Après des années de recherche, à force de patience, d'écoute, d'empathie, ce documentariste français a fait entrer sa caméra dans un lieu unique. "Aux États-Unis, le Veterans' Affairs est un État dans l'État. Il y a 24 millions d'anciens combattants. Ce département, qui compte 200 000 fonctionnaires, a un budget de 100 milliards et c'est le premier système de santé américain." Au début des années 1980, à l'initiative déjà de Guzman, vétéran du Vietnam, sept établissements sont ouverts pour traiter le PTSD : le Post-Traumatic Stress Disorder. Ce que l'on appelait jadis le "shell shock", la "battle fatigue" ou "le coeur du soldat", ce soldat qui mourait souvent d'une crise cardiaque, le coeur usé par le stress.

"La parole rentrée de mes grands-pères"

Mais, dans les années 2000, ces centres sont inadaptés pour des jeunes revenus d'Irak et d'Afghanistan : ils sont trois millions. Chaque jour, vingt-cinq tentent de se suicider. Grâce à un donateur anonyme de la Silicon Valley, Guzman ouvre le Pathway Home. Pendant quelques mois, de jeunes soldats atteints du PTSD viennent quotidiennement, pendant une à trois heures, s'asseoir autour d'une table. Ils sont physiquement indemnes ou, pour reprendre le très beau titre du livre de Jean-Paul Mari, reporter de guerre, "sans blessures apparentes". La thérapie de groupe est censée reconstituer l'expérience de la troupe.
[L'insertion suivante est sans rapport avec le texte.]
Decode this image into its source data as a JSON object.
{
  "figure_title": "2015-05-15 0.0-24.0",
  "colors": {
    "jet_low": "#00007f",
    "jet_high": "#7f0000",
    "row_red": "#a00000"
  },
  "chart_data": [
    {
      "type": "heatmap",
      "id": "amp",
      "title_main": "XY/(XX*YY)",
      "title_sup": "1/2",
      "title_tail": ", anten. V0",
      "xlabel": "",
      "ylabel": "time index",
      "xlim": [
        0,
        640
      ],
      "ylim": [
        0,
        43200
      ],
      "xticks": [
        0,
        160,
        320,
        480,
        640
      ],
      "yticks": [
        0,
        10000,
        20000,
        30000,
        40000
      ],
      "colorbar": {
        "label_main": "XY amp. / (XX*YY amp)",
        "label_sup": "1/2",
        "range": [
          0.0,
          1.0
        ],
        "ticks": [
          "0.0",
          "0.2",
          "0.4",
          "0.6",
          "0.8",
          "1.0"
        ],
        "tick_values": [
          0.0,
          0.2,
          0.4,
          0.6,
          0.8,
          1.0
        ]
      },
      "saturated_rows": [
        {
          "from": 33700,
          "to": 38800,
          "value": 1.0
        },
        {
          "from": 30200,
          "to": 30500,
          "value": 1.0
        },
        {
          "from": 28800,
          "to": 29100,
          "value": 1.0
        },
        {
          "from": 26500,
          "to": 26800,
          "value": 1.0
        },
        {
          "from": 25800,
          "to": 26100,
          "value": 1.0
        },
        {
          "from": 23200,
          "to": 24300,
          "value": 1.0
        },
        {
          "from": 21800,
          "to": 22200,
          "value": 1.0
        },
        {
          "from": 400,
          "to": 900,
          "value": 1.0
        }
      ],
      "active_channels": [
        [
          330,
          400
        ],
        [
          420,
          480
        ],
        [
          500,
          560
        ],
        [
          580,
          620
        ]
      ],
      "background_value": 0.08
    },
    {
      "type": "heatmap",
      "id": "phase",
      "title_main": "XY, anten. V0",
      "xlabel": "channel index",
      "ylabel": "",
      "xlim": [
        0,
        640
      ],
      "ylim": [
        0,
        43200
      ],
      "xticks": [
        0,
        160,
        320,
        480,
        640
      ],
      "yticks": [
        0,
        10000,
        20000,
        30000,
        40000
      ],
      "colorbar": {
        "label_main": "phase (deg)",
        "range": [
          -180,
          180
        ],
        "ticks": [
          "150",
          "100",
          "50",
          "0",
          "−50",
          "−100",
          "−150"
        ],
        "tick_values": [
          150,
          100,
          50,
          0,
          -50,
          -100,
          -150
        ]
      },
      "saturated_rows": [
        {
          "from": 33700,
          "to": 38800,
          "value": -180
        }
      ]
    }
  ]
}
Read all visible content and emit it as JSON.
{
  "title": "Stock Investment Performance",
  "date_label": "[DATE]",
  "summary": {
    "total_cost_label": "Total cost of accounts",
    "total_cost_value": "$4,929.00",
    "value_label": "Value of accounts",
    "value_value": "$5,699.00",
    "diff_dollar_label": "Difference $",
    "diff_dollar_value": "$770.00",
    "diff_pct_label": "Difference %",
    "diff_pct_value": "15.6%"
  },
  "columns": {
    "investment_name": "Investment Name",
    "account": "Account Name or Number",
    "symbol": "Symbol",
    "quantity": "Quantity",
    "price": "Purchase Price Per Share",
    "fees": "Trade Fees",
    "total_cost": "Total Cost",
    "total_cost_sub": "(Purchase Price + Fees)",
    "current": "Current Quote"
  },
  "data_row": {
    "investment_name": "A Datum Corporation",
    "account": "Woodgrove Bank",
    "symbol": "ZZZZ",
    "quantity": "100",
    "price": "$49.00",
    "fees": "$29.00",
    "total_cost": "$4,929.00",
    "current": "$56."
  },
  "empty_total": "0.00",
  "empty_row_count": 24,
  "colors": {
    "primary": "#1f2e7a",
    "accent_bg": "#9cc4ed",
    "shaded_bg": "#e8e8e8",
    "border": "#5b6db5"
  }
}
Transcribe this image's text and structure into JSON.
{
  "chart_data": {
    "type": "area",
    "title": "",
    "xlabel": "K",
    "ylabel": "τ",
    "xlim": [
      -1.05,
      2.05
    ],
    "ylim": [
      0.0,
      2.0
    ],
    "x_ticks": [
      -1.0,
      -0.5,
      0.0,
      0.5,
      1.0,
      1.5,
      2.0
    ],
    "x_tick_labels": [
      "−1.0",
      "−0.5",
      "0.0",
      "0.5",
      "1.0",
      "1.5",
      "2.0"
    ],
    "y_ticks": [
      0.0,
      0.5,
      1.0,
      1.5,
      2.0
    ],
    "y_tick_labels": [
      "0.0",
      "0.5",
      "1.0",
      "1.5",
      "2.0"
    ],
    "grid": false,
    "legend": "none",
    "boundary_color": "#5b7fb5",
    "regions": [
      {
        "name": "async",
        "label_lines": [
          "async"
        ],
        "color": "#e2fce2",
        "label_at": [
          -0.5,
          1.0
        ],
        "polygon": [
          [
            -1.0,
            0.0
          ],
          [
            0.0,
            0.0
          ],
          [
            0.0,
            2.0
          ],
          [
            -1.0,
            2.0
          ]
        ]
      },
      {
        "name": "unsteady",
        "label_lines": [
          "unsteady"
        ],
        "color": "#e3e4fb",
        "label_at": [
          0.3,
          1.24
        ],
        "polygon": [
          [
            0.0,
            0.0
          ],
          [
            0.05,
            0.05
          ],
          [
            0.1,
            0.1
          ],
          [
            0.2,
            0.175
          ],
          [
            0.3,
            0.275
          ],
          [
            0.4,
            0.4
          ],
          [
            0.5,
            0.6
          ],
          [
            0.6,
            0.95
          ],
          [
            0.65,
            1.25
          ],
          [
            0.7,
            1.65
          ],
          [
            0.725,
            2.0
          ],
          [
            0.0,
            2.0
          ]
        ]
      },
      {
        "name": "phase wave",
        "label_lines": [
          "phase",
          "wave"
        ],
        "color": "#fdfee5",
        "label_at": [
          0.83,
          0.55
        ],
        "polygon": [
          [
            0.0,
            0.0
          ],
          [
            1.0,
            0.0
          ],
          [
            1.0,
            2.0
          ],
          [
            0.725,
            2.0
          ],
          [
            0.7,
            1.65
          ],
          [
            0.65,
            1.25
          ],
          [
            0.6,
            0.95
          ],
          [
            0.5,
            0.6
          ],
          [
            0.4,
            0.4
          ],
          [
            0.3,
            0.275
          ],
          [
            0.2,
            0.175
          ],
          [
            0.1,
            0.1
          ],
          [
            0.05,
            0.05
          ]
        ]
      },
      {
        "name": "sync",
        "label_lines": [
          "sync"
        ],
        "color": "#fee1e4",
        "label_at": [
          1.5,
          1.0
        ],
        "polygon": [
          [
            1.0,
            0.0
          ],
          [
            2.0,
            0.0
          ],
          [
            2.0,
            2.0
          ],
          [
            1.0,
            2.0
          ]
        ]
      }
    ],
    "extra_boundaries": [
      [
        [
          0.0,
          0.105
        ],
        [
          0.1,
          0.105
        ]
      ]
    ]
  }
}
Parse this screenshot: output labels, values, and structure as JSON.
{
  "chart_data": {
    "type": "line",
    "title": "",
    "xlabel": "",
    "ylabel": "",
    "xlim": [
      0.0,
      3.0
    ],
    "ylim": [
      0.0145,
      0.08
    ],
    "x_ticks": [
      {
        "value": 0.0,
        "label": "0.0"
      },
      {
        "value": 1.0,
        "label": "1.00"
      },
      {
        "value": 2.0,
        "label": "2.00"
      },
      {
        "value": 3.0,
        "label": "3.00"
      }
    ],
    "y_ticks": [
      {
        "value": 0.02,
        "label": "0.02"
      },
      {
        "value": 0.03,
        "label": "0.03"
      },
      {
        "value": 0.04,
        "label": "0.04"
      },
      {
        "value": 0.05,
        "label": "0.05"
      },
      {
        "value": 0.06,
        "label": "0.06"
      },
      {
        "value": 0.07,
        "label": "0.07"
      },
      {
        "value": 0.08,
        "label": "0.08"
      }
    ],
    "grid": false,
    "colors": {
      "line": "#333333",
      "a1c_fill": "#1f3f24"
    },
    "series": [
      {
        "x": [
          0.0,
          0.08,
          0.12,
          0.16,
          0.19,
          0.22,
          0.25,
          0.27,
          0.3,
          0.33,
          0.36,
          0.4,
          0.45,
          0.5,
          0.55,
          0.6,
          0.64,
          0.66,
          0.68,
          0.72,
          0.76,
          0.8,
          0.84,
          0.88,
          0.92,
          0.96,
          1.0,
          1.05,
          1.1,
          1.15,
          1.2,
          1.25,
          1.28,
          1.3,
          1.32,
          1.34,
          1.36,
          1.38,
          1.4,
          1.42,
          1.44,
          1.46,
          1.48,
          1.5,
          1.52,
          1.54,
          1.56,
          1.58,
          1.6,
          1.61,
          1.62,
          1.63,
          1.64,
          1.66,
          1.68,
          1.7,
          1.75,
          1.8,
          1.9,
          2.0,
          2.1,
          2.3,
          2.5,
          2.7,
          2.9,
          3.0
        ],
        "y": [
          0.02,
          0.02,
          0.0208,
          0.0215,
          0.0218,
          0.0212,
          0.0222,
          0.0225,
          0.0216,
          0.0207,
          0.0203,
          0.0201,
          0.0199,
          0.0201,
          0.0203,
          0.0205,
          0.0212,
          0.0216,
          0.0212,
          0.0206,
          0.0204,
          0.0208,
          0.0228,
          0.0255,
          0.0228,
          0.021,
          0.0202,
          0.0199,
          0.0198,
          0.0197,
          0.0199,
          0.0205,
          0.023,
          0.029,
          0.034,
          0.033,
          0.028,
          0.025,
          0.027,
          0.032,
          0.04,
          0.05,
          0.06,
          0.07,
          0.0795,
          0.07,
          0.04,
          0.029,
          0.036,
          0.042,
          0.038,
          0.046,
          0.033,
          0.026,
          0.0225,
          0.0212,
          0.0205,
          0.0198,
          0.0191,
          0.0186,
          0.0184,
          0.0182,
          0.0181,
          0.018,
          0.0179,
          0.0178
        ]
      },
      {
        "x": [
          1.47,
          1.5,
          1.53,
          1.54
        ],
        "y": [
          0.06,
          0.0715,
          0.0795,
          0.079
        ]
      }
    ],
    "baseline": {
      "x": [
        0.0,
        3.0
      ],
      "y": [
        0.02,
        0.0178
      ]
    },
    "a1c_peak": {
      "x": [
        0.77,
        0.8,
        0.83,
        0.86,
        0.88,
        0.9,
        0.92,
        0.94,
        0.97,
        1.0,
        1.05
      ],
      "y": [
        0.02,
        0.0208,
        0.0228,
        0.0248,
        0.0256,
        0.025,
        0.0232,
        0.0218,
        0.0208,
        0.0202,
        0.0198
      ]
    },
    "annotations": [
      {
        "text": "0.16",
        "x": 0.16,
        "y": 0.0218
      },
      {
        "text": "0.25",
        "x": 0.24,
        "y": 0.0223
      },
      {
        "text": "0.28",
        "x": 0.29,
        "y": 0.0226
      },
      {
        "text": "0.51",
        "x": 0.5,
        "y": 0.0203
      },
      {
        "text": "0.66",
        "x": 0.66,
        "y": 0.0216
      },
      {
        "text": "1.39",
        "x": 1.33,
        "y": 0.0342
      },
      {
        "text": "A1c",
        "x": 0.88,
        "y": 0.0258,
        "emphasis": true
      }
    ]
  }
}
Pour les convaincre d'accepter la caméra, Bécue-Renard leur a évoqué ses grands-pères, vétérans de la Première Guerre : "Ils n'ont jamais raconté, ni à leurs femmes ni à leurs enfants. J'ai vécu avec leur ombre portée. Je leur ai dit que j'avais besoin d'entendre, grâce à eux, la parole rentrée de mes grands-pères. Ils l'ont très bien compris.Bécue-Renard n'est pas arrivé par hasard là-bas. Politologue envoyé en Bosnie en 1995, il avait écouté les veuves de Sarajevo en thérapie, tirant de leurs récits un documentaire, De guerre lasses. Il y avait déjà expérimenté son postulat : la caméra fait partie du dispositif thérapeutique. "Je suis l'étranger, celui qui apporte la reconnaissance du monde extérieur, la validation de l'autre. Je ne suis pas là pour juger, tout ce qu'ils disent m'intéresse, je suis aussi le médiateur qui racontera toute l'histoire pour eux.

Le front et l'arrière

Cette histoire, Bécue-Renard l'a construite en alternant scènes de thérapie et scènes intimes, où les soldats "vivent" en famille, parlent avec leurs femmes, jouent avec leurs enfants : "Je fais percuter le front et l'arrière pour souligner l'énorme fossé. Le front, ils le revivent dans le huis clos thérapeutique, je le filme en HD brute, car c'est leur vérité psychique. L'arrière, par contre, est filmé en pro 35 mm, comme du cinéma, car, pour eux, le monde est devenu une fiction, un film, ils ne l'habitent plus vraiment."

Le guerrier traumatisé est presque un cliché. Mais rarement on avait avec autant d'attention, de rigueur montré en acte ce ressenti de l'homme à fleur de peau qui tente de recoller les morceaux. Chaque scène est un suspense. Un happening, dans les mots, les silences, les corps. Ces hommes qui avaient appris à ne jamais baisser la garde sur le front - sinon, ils étaient tués ou mettaient en danger leurs copains - apprennent à la baisser. Et à l'écran, c'est la vraie guerre qui ressurgit, avec ses ravages, interminables. Un sacrifice d'hommes, de fils, que Bécue-Renard entend explorer en France dans un prochain documentaire.